Jestem Dyrektorem jednej z tysięcy Szkół. Drugi tydzień patrzę na ogromną determinację Pracowników, którzy z coraz większą mocą podnoszą głowę mówiąc:
„Dość! Nie pozwolimy, by Społeczeństwo nadal stało biernie wobec problemów polskiej Szkoły – kolejne reformy wprowadzane w pośpiechu, z pominięciem rzetelnych konsultacji i mądrego namysłu, Dziecko i Jego los traktowane jak zabawka i środek do realizacji celów politycznych… i Społeczeństwo głuche na nasz krzyk: Nie!”
Ostatnie kilka lat, to wręcz heroiczny wysiłek tysięcy Nauczycieli, którzy każdego dnia starali się bronić polskich Dzieci przed zgubnymi skutkami kolejnych reform.
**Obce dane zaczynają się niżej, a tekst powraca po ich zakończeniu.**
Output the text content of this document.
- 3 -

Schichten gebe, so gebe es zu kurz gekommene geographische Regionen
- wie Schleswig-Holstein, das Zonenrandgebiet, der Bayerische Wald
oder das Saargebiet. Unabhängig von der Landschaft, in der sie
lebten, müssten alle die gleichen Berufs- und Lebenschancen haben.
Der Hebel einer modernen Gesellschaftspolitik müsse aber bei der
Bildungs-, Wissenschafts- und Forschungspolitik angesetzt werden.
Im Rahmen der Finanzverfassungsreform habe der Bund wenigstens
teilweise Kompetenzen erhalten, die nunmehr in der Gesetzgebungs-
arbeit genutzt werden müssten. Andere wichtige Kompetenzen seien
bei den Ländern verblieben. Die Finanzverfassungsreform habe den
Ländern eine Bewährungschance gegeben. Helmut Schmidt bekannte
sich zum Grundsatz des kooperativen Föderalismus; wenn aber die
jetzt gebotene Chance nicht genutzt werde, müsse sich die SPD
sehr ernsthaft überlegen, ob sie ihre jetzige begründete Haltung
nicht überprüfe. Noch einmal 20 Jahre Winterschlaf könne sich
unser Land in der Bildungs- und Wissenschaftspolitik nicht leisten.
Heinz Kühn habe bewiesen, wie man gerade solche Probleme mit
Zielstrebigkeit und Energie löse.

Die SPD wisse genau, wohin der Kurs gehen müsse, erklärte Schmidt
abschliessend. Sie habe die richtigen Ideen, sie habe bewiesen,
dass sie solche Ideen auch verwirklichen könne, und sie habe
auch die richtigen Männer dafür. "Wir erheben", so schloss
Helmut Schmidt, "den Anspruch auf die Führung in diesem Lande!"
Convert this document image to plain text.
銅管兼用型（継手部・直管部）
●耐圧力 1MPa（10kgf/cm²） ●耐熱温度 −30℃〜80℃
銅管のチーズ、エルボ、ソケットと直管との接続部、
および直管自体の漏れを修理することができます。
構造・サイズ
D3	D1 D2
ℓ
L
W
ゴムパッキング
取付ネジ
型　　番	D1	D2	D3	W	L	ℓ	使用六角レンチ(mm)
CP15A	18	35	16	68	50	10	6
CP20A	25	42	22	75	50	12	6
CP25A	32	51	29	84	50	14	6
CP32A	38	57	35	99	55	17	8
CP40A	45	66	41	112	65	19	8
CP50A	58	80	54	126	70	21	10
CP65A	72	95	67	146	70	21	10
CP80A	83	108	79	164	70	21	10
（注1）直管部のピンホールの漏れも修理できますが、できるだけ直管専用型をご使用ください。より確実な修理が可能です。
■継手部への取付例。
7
Niestety zaczyna brakować już sił. Polska Szkoła błaga: „Pomóżcie!”, „Zacznijcie nas słuchać!”, „Przestańcie nas poniżać!”
To nie jest już protest polityczny nawet, jeżeli ktoś organizował go w takim celu. ZNP ma twarz Pana Broniarza, głos TVN-u i wsparcie opozycji. NSZZ Solidarność ma twarz Pana Proksy, głos TVP i wsparcie rządu.
Protest zaś ma twarz sponiewieranego wizerunkowo Nauczyciela, wyrzutka społecznego, który nie ma żadnych praw, a jedynie obowiązki wynikające z misji w Społeczeństwie. Protest ma moc tysięcy polskich serc, które szukają tego, co łączy a nie dzieli. Tysięcy serc, które nie chcą być karmione złością, nienawiścią, propagandą. Tysięcy serc, które krzyczą: „PRAWDA i SZACUNEK!”
Ten trudny czas daje polskiej Szkole i polskiemu Społeczeństwu niezwykłą lekcję – lekcję, która krzyczy brakiem słów…
Fizycznie nie ma przy nas Dzieci – ta nieobecność bardzo boli… Są jednak i będą w naszych nauczycielskich sercach, bo jedynie my zawsze przy Nich jesteśmy.
Towarzyszymy Im, kiedy uczą się pierwszych społecznych zasad w przedszkolu. Jesteśmy z Nimi, gdy nieporadnie kreślą pierwsze słowa w szkolnym zeszycie. Pocieszamy, gdy stłuczone kolano boli niemiłosiernie. Przestrzegamy, gdy świat kusi tym, co łatwe a niekoniecznie dobre. Reagujemy, gdy bez słów wołają, że potrzebują naszej pomocy…
Szanowni Państwo,
Kto z Was może powiedzieć, że jest tak blisko polskiego Dziecka i Młodego Człowieka? Jeżeli nikt, to jakie macie prawo upominać się o dobro polskiego Ucznia lekceważąc Tych, którzy są z Nimi na co dzień?
W tym momencie widzę jedną drogę – najpierw PRAWDA i SZACUNEK.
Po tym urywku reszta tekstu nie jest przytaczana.